Welcome to my multi-part review of our summer vacation. We spent 12 days abroad, predominately in Athens and Paris. We did squeeze in about half a day in Amsterdam before heading home. While I’m writing the series, I’m happy to answer any questions you have ahead of time. We traveled in mid-July, so right in the middle of the Athens financial crisis. Here’s most of what I expect to cover, including links to posts I’ve already completed:
- Planning Our Summer Vacation!
- British Airways First and Business Class Lounges at Philadelphia Airport
- US Airways Business Class from Philadelphia to Athens
- A Speed Bump Upon Arrival At Arion
- Arion Guest Room Review
- Arion & Westin Amenities
- Arion: A Luxury SPG Resort (Various Posts)
- Flying From Athens To Paris
- Hyatt Regency Etoile Paris
- Eiffel Tower
- Arc de Triomphe
- Disneyland Paris
- A Study of Macaroons
- Various Restaurant Reviews
- Taking The Train From Paris To Amsterdam
- Sheraton Schiphol Airport
- US Airways Business Class from Amsterdam to Philadelphia
Between the two hotels there are a number of different meal choices to meet different needs. And, while we did find great restaurants nearby, there’s still good food to be had on property.
I’ll start with the breakfast restaurant, Alia Brasserie. Alia is open for all 3 meal periods but we only enjoyed breakfast there. For Platinum members, this is where the complimentary breakfast is served. They extend the benefit to up to 4 people per room. The views from the restaurant are wonderful and there’s a persistent breeze from the Saronic Gulf if you sit outside. On one occasion, that breeze accelerated to something more significant. But, for the most part it was a calm, enjoyable place to sit outside and enjoy breakfast.
The restaurant is geared towards buffet service though they’ll make you eggs and were happy to make pancakes for the kids the one day they weren’t out on the buffet. The buffet has a ton of variety including a hot buffet with pancakes, eggs, bacon and potatoes.
The cold section had a few dozen items including smoked fish, yogurts, whole and cut fresh fruit. There was an extensive selection of breads as well. There were some cool items I don’t recall seeing elsewhere, like the honeycomb rack where you could retrieve fresh honey.

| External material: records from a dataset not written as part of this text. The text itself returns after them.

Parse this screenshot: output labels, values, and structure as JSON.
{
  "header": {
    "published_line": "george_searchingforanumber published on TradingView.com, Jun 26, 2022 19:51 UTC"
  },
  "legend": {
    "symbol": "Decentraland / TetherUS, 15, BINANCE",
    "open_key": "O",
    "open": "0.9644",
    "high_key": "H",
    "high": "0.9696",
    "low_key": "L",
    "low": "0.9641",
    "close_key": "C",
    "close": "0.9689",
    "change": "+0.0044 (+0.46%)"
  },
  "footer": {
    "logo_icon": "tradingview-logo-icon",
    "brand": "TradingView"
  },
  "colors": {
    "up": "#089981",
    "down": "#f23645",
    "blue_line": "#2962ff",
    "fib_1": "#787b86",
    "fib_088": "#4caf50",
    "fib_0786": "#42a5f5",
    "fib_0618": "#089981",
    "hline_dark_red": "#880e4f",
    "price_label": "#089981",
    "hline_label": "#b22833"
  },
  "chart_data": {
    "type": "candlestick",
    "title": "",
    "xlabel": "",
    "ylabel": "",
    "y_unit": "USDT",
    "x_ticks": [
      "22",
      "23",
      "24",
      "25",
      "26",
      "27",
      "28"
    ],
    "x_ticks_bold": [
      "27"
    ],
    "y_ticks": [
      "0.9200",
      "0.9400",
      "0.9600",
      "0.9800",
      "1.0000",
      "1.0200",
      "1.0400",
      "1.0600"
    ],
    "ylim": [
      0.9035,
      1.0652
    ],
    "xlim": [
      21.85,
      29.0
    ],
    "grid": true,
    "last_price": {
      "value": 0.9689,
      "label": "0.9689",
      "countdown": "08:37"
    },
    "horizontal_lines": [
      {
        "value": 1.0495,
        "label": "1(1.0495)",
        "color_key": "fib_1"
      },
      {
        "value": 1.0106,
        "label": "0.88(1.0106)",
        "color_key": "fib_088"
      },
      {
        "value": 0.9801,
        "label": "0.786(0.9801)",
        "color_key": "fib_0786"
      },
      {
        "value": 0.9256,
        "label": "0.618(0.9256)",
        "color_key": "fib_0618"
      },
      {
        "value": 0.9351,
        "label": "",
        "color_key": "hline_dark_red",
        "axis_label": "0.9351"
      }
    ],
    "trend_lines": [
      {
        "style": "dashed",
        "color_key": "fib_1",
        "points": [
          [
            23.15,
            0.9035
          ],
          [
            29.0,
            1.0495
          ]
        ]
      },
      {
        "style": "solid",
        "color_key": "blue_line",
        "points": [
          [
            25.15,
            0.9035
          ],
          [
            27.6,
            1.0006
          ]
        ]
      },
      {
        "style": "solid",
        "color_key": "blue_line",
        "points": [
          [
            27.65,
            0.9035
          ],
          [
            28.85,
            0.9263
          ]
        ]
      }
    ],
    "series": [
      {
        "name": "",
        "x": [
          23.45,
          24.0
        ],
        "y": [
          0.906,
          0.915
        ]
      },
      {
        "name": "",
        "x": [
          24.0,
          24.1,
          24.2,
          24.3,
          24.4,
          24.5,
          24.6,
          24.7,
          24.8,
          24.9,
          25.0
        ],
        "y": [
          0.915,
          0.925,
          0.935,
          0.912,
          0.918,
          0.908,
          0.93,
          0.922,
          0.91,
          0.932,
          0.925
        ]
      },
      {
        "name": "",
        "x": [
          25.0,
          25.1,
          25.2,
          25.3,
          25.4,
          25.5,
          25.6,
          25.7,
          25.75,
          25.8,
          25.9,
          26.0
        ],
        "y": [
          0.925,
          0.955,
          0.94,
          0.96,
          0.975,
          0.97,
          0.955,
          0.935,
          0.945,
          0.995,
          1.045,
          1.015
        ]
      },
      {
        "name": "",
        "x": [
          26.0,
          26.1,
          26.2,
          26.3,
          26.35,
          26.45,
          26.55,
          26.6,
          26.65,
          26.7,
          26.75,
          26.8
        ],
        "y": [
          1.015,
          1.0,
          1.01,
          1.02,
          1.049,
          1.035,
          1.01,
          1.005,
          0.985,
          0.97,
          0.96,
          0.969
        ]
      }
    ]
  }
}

And, then, there was my kids’ favorite part, the juice machine (it was pretty high on my list as well). The local oranges were unbelievable and the kids loved making fresh juice for everyone each morning. It was something so simple, but it really was one of the best glasses of OJ I can recall having in quite some time. Alia was probably the most enjoyable of the restaurants.
We had lunch at Kymata, which was at the Westin. It’s a buffet/a la carte option close to the pool. The menu was pretty basic, including pasta, burgers, and salads. The food was all fine, though nothing really special. I didn’t think the prices were too crazy given the normal “captive audience pricing” at resorts like this. But, I wouldn’t expect a memorable meal.
We had two dinners on property, Taverna 37 and Il Tramonto. Taverna 37 was our choice for dinner the first night. It overlooks the beach area at Arion and is completely outdoors. It’s mostly shaded and there was a nice breeze throughout dinner.
There was a decent selection of Greek wine. Michelle chose a glass that was reasonably enjoyable. I went with an Alfa, which was a lighter beer a bit happier than Heineken or Stella. It worked on a warm day.
Our meals were all traditional Greek fare. The kids enjoyed hanging kebabs of steak and chicken with hummus, potato chips and vegetables. My wife, of course, added on a salad. The 5 of us ate for a bit over 100 Euro including alcohol, so not terribly expensive by resort pricing. We would come to find that was a high price to pay for standard fare, but served the purpose for our first day in town.
We also dined at Il Tramonto, the Italian restaurant onsite. There’s both an inside dining room and al fresco options. We chose to sit inside though the grass patio is perfectly fine for dinner.
This was the least enjoyable of our meals. The wine list was missing a bunch of options. We settled on a local sparkling wine called Amalia, which was enjoyable. Somewhere between a prosecco and a California sparkling wine, it was suitable for the price point.
Dinner choices consisted of a spicy raw tuna appetizer with mustard and peppercorns, pappardelle with ham and seafood risotto.
Kid’s options were simple but available and included baked ziti and chicken fingers.
We mostly bypassed dessert, but Charlie really enjoyed his ice cream.
We had some really enjoyable meals outside of the complex which meant we bypassed one of the most promising options, Mastuhisa, a sushi place located at the tip of complex on the water.
Overall, there are good options at both Arion and Westin if you don’t feel like leaving property to eat. The better experiences are elsewhere in town, and I’ll cover that in some future posts.